Look after yourself and I’m hoping you will make progress in moving on eventually
Thank you Sheila. I’m just glad that I was with her when she passed. xx
This what I said at her funeral:
Thank you all for being here and thank you to those who join us on the video link
I hope that I can hold it together but if I fail please understand.
**Anne Elizabeth *********
Daughter, sister, mother, grandmother, great grandmother and -
My guardian angel
The love of my life
My best friend
God has taken an angel home.
Anne and I met on July 16th 1994 and we were together as a couple on February 14th 1995. We married in Dallas Texas on October 17th 2003. It took her all those years to “be certain”
We most of us know that Anne was not the easiest person to live with and we had several gargantuan rows but our love for each other was overwhelming and never faltered.
As we both got older, she was no longer the stunning, vivacious girl that I met in ‘94 but her inner beauty remained constant
She was the kindest and most generous person imaginable and when her time was clearly limited by a dreadful and debilitating disease, she exhibited a degree of bravery that defied description.
I thank God that her passing was peaceful, at home and in my arms.
I have not lost my precious wife; I just will not see her again in this life. She will remain in my heart for as long as I live.
Thank you all.
Beautiful words. I wish I could have been strong enough to speak at June my wife’s funeral a month to the day after her passing. I did manage to be a bearer on the day carrying her into and out of Church.
June my wife of nearly 44 years passed away in similar circumstances just over 6 weeks ago now. June was on the phone seated at the kitchen table when her head fell onto her shoulder and she became unresponsive. I too feel much guilt in that June stopped breathing and I was told to put her on the floor and begin cpr. Although trained decades ago I had not done it for real just on a dummy. The paramedics arrived quickly and used the defibrillator intubated her put a dip up and tried Adrenalin all to no avail. June was only 66.

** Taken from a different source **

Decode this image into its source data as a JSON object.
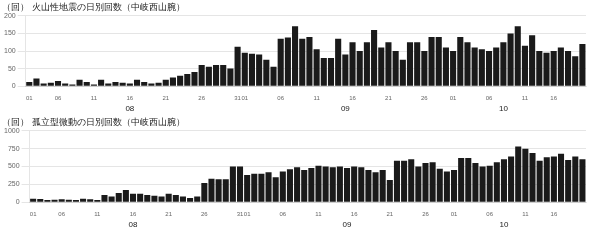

June had been in poor health with Multiple Sclerosis for decades and later Cancer which she described ‘as a blip’. A very mentally strong person she was my soul mate and my rock.
I was later told that if June had already been admitted to hospital and the cause of her death had been suspected there would have been only a 50:50 chance of survival.
I too have feelings of guilt about my not saving her. Did I do the cpr correctly. I didn’t want to hurt her or break her ribs etc. Did I try hard enough? I certainly would not have wanted to keep her alive but for her to suffer more. I also regret my behaviour in the past - things I said in frustration and temper. There was never anyone else just the two of us.
I now know guilt is part of the grieving process along with anger etc. it does not make me feel any better. I found myself the other day seeing an ambulance on an emergency call thinking why could they not save her either. Irrational thoughts abound it seems Allen.
We must hold onto the fact that our wives/partners remained with us for so long because they deeply loved us otherwise they would no doubt in this day and age have left us long ago. I’m sure you did your very best like myself in the horrific circumstances we found ourselves in and we must keep telling ourselves that.
I wish you all the best along with everyone else on this forum.
Thank you very much. I wish you all the best too.